The entertainer was born Jesse Donald Knotts on July 21, 1924 in Morgantown, West Virginia, the youngest of four sons. As a teenager, he performed as a ventriloquist at parties, but put the showbiz bug aside for a few years as he attended college and then enlisted in the Army during World War II. During his service, the then-19-year-old was assigned to the Special Services Branch where he entertained the troops.
After the war, he returned to college, graduating with degrees in education and theater. Around this time, he married and moved to New York City, where he split his time between doing stand-up at clubs and performing on several radio shows. He also landed a small role in the Broadway play "No Time For Sergeants," which starred Andy Griffith. The two would later reprise their roles when the production was turned into a film.
In 1956, Knotts joined the cast of characters on television's "The Tonight Show," which at the time was more of a variety show with host Steve Allen, and quickly became a show regular with his hilarious "man on the street" segments. When the format was changed to that of a talk show, it was moved to Los Angeles in 1959, with new host Jack Paar, and Knotts moved with the show.
Less than two years later, he was cast in a role which would serve as the defining moment in his career -- that of the loveable bumbling Deputy Sheriff Barney Fife on the "Andy Griffith Show." The role not only made him a tv legend, but won him an Emmy five times for Best Supporting Actor from 1961 to 1967.
During the show's run, Knotts decided to venture into film, and scored big hits with 1963's madcap It's a Mad Mad Mad Mad World and 1964's semi-animated family film, The Incredible Mr.
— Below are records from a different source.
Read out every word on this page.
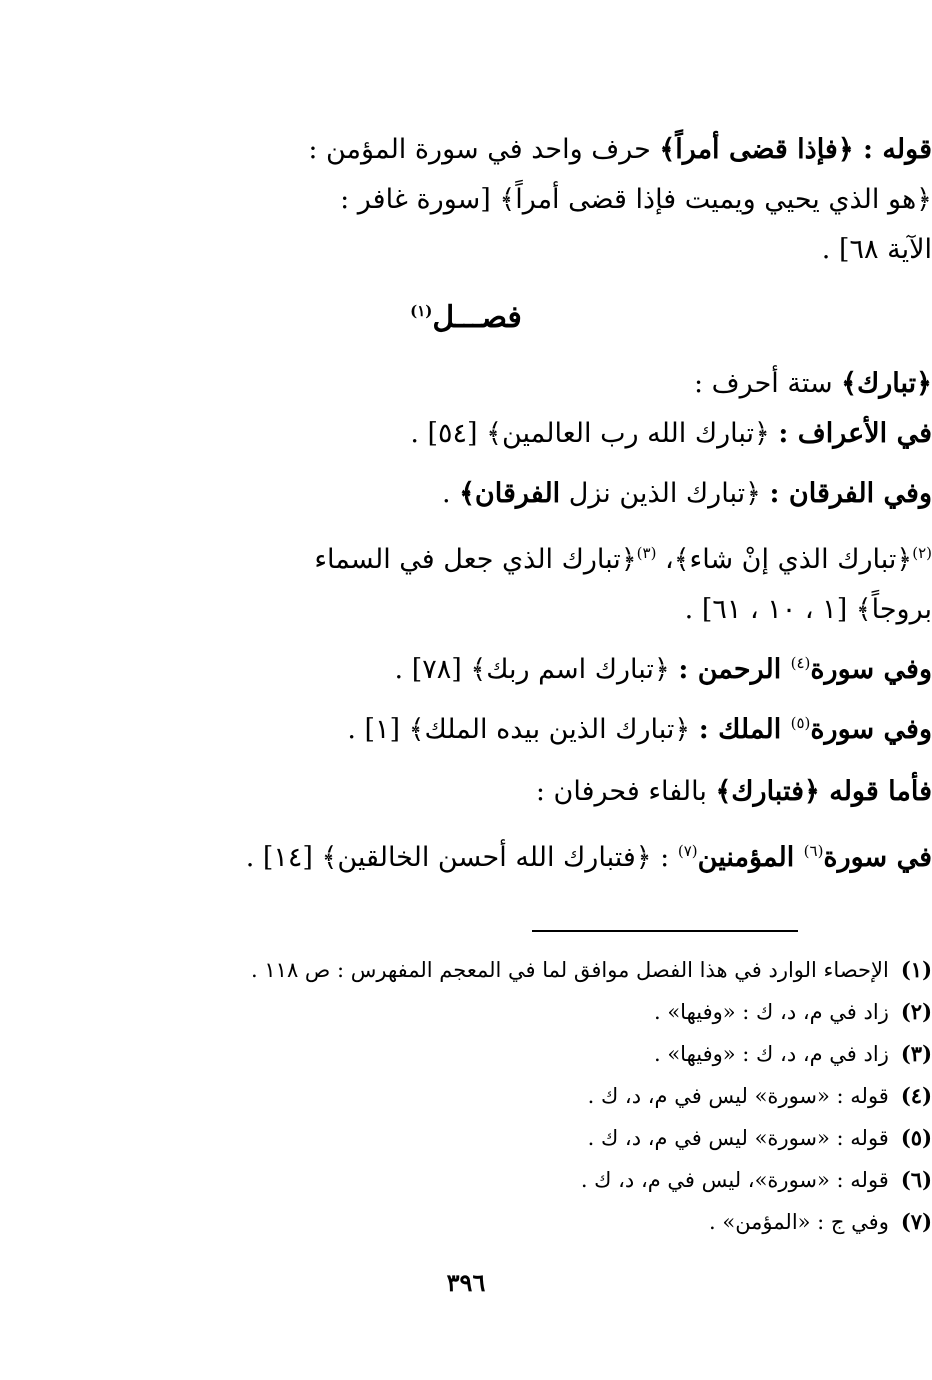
قوله : ﴿فإذا قضى أمراً﴾ حرف واحد في سورة المؤمن :
﴿هو الذي يحيي ويميت فإذا قضى أمراً﴾ [سورة غافر :
الآية ٦٨] .
فصـــل$^{(١)}$
﴿تبارك﴾ ستة أحرف :
في الأعراف : ﴿تبارك الله رب العالمين﴾ [٥٤] .
وفي الفرقان : ﴿تبارك الذين نزل الفرقان﴾ .
$^{(٢)}$﴿تبارك الذي إنْ شاء﴾، $^{(٣)}$﴿تبارك الذي جعل في السماء
بروجاً﴾ [١ ، ١٠ ، ٦١] .
وفي سورة$^{(٤)}$ الرحمن : ﴿تبارك اسم ربك﴾ [٧٨] .
وفي سورة$^{(٥)}$ الملك : ﴿تبارك الذين بيده الملك﴾ [١] .
فأما قوله ﴿فتبارك﴾ بالفاء فحرفان :
في سورة$^{(٦)}$ المؤمنين$^{(٧)}$ : ﴿فتبارك الله أحسن الخالقين﴾ [١٤] .
(١)الإحصاء الوارد في هذا الفصل موافق لما في المعجم المفهرس : ص ١١٨ .
(٢)زاد في م، د، ك : «وفيها» .
(٣)زاد في م، د، ك : «وفيها» .
(٤)قوله : «سورة» ليس في م، د، ك .
(٥)قوله : «سورة» ليس في م، د، ك .
(٦)قوله : «سورة»، ليس في م، د، ك .
(٧)وفي ج : «المؤمن» .
٣٩٦
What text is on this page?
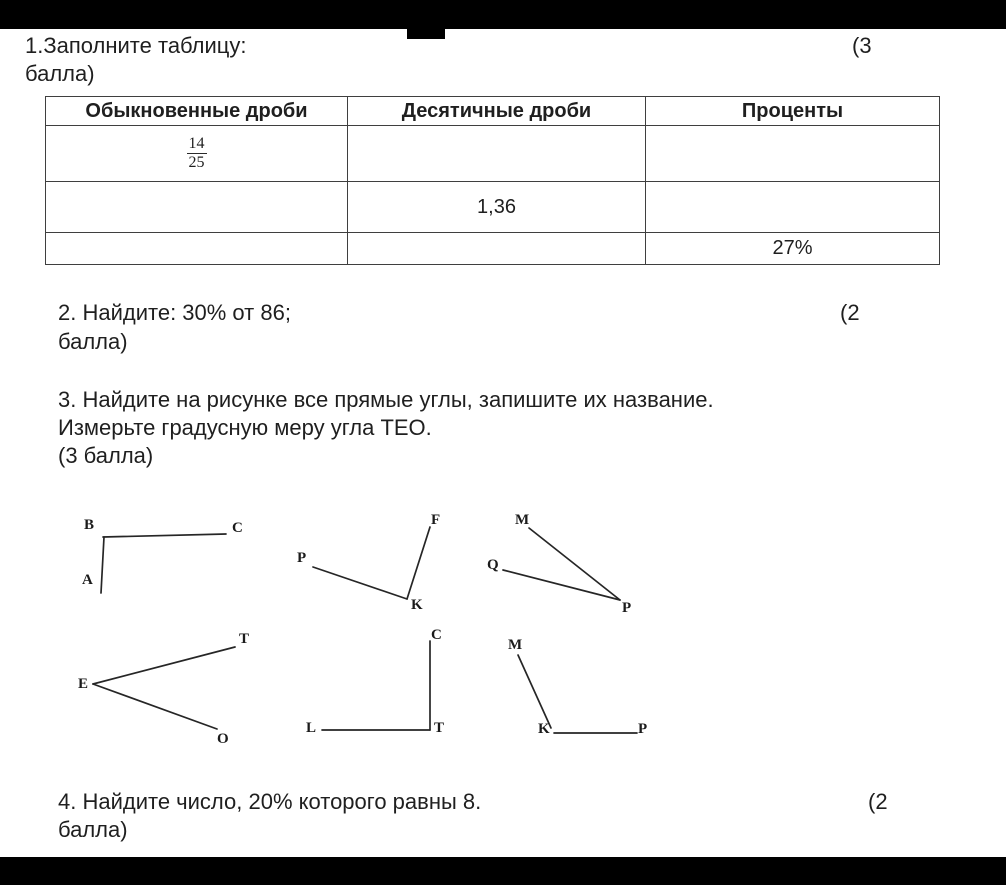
1.Заполните таблицу:	(3
балла)
Обыкновенные дроби	Десятичные дроби	Проценты

$\frac{14}{25}$

	1,36	
		27%
2. Найдите: 30% от 86;	(2
балла)
3. Найдите на рисунке все прямые углы, запишите их название.
Измерьте градусную меру угла ТЕО.
(3 балла)
B	C
A
P
F
K
M
Q
P
T
E
O
C
L	T
M
K	P
4. Найдите число, 20% которого равны 8.	(2
балла)
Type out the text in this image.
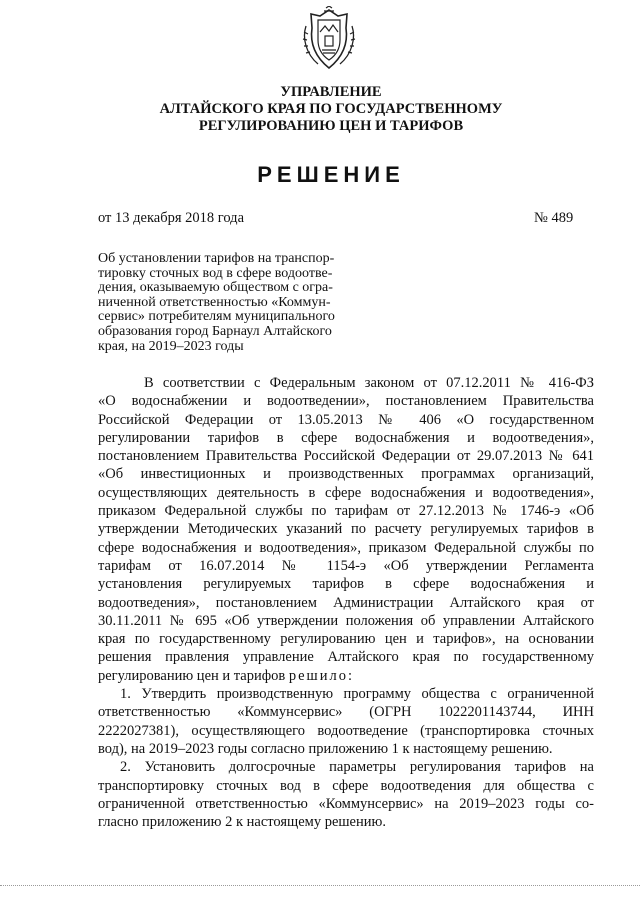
УПРАВЛЕНИЕ
АЛТАЙСКОГО КРАЯ ПО ГОСУДАРСТВЕННОМУ
РЕГУЛИРОВАНИЮ ЦЕН И ТАРИФОВ
РЕШЕНИЕ
от 13 декабря 2018 года	№ 489
Об установлении тарифов на транспор-
тировку сточных вод в сфере водоотве-
дения, оказываемую обществом с огра-
ниченной ответственностью «Коммун-
сервис» потребителям муниципального
образования город Барнаул Алтайского
края, на 2019–2023 годы
В соответствии с Федеральным законом от 07.12.2011 № 416-ФЗ
«О водоснабжении и водоотведении», постановлением Правительства
Российской Федерации от 13.05.2013 № 406 «О государственном
регулировании тарифов в сфере водоснабжения и водоотведения»,
постановлением Правительства Российской Федерации от 29.07.2013 № 641
«Об инвестиционных и производственных программах организаций,
осуществляющих деятельность в сфере водоснабжения и водоотведения»,
приказом Федеральной службы по тарифам от 27.12.2013 № 1746-э «Об
утверждении Методических указаний по расчету регулируемых тарифов в
сфере водоснабжения и водоотведения», приказом Федеральной службы по
тарифам от 16.07.2014 № 1154-э «Об утверждении Регламента
установления регулируемых тарифов в сфере водоснабжения и
водоотведения», постановлением Администрации Алтайского края от
30.11.2011 № 695 «Об утверждении положения об управлении Алтайского
края по государственному регулированию цен и тарифов», на основании
решения правления управление Алтайского края по государственному
регулированию цен и тарифов решило:
1. Утвердить производственную программу общества с ограниченной
ответственностью «Коммунсервис» (ОГРН 1022201143744, ИНН
2222027381), осуществляющего водоотведение (транспортировка сточных
вод), на 2019–2023 годы согласно приложению 1 к настоящему решению.
2. Установить долгосрочные параметры регулирования тарифов на
транспортировку сточных вод в сфере водоотведения для общества с
ограниченной ответственностью «Коммунсервис» на 2019–2023 годы со-
гласно приложению 2 к настоящему решению.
Limpet. This landed him a five-year contract with Universal Pictures, which yielded several more hits, including The Ghost and Mr. Chicken (1965), The Reluctant Astronaut (1967) and The Shakiest Gun in the West (1968).
Following the end of the "Andy Griffith Show" and his Universal contract, Knotts briefly starred in his own variety show before appearing in several Disney films. First up was The Apple Dumpling Gang (1975), my personal favorite in which he teamed up with comedian Tim Conway (of the "Carol Burnett Show"), followed by No Deposit, No Return (1976), Gus (1976), Herbie Goes To Monte Carlo (1977), Hot Lead and Cold Feet (1978) and The Apple Dumpling Gang Rides Again (1979).
It was also in 1979 that Knotts returned to television as a series regular on "Three's Company." For the last five years on the show, he played landlord Ralph Furley, who was forever suspicious of Jack's real sexual orientation.
In the late 80s and early 90s, Knotts landed the occasional television guest appearance, including a semi-regular role on Griffith's hit series, "Matlock." He also had a brief, but pivotal role in the film Pleasantville (1998).
In 1998, Knotts had a street named for him in his West Virginia hometown, and on January 19, 2000, the entertainer was recognized for his showbiz achievements and longevity with a star on the Hollywood Walk of Fame.
During the last five years of his life, Knotts kept busy by doing voice work for animated tv series and films. His last onscreen appearance was as the voice of Mayor Turkey Lurkey in last year's hit Disney animated film, Chicken Little.
Knotts is survived by his third wife, Francey Yarorough and his two children, Thomas and Karen, from his first marriage. A small memorial service is planned.